What is a man without dreams?

TheAmoeba said...
This comment has been removed by the author.
TheAmoeba said...

Didn't like this one as much as your others. Didn't really seem like your style to write something of this genre.

Meh.

Anonymous said...

Fantastic as always, Raddy!
If I may, I'd like to suggest a book for you to read. It's Haruki Murakami's "The Elephant Vanishes". I feel that you might enjoy his unique style of writing!

Unknown said...

"The body cannot live without the mind."

--Morpheus, The Matrix

Definitely an interesting change of pace Raddy. I wouldn't say I like it as much as the Balcony, but it is a damn good piece of writing in itself. As another poster noted, the title was perfect. It definitely is.

Anonymous said...

It wasn't very good

Unknown said...

I stopped playing WoW some time ago... but I still follow this blog.

You're a great writer - not perfect (you tend to slacken into your more colloquial 'internet' tone at times), but certainly one that could do great things granted a bit of refinement.

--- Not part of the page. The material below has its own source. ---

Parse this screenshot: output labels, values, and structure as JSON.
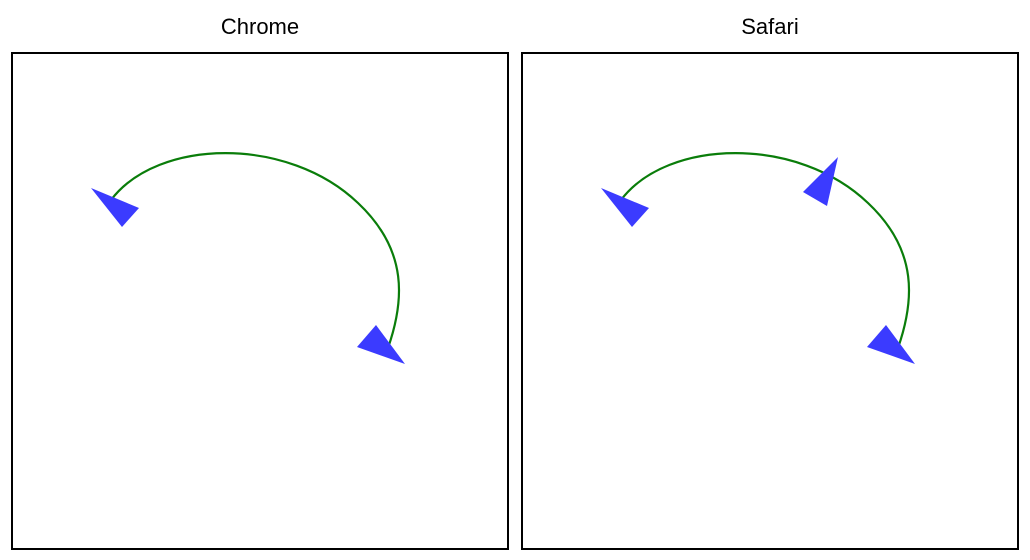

You really should submit some of these (namely "The Balcony") to a creative writing organization.

Anonymous said...

Rad makes half a mil year at his day job plus whatever he pulls in from poker. I highly doubt he gives a fuck about if one of his stories gets published in some creative arts magazine.

Anonymous said...

First of all anonymous, you don't know shit about rad and don't pretend you do. Second, what does how much he makes have to do with anything.

Richter said...

getting published==having good arena ratings on bg9

l2p nub

Anonymous said...

For the Greater Good

Unknown said...

If you publish with the intent of pulling a JK Rowling, you don't deserve to call yourself a writer.

Unknown said...

SHE KILLED HER DAD WITH DELICIOUS MIND SNAKES

Anonymous said...

If there she was abused by her dad, and then just ate his memories...does she remember it from both sides?

Anonymous said...

dudez i figured it out. the mom is actually also the daughter. shes schizophrenic and was abused as a child and she wound up killing the husband and it wasnt with delicious mindsnakes but she strangled him like, with his own belt. and she didnt do it on purpose really but she knows shes totally crazy and theres nothing for her to be scared of, only people to be scared of her.

Anonymous said...

interesting story; good setup for the slight twist at the end, but very dark.

I don't think revenge works as a title.

Jason said...

I think superawsomeplant nailed it.

But I'm confussed how "Revenge" fits as a title, if there are no undertones in the writing.

Anonymous said...

I wish I'd have something smart to say about Noirs, but I'll just say that you're the man.

Anonymous said...

What epakesa said

Anonymous said...

I showed this to my creative prof and he absolutely loved it. If you want some recommendations on touching it up or where to submit a piece like this, I'd be glad to help.

Anonymous said...

i showed this to my mom and she didnt rly get it but she said if u mail the original she will frame it and send it back with a batch of cookies and her underwear

Anonymous said...

HARRY POTTER OMG OMG

Anonymous said...

great

Anonymous said...

I really don't understand the allegations of sexual abuse here. When a young girl has a nightmare and is scared, I wouldn't think her first reaction would be to run to her fucked-up, baby-raping, pedophile douchebag daddy for comfort and reassurance. And I'm quite sure she wouldn't be glad that his memories of raping her would live on forever.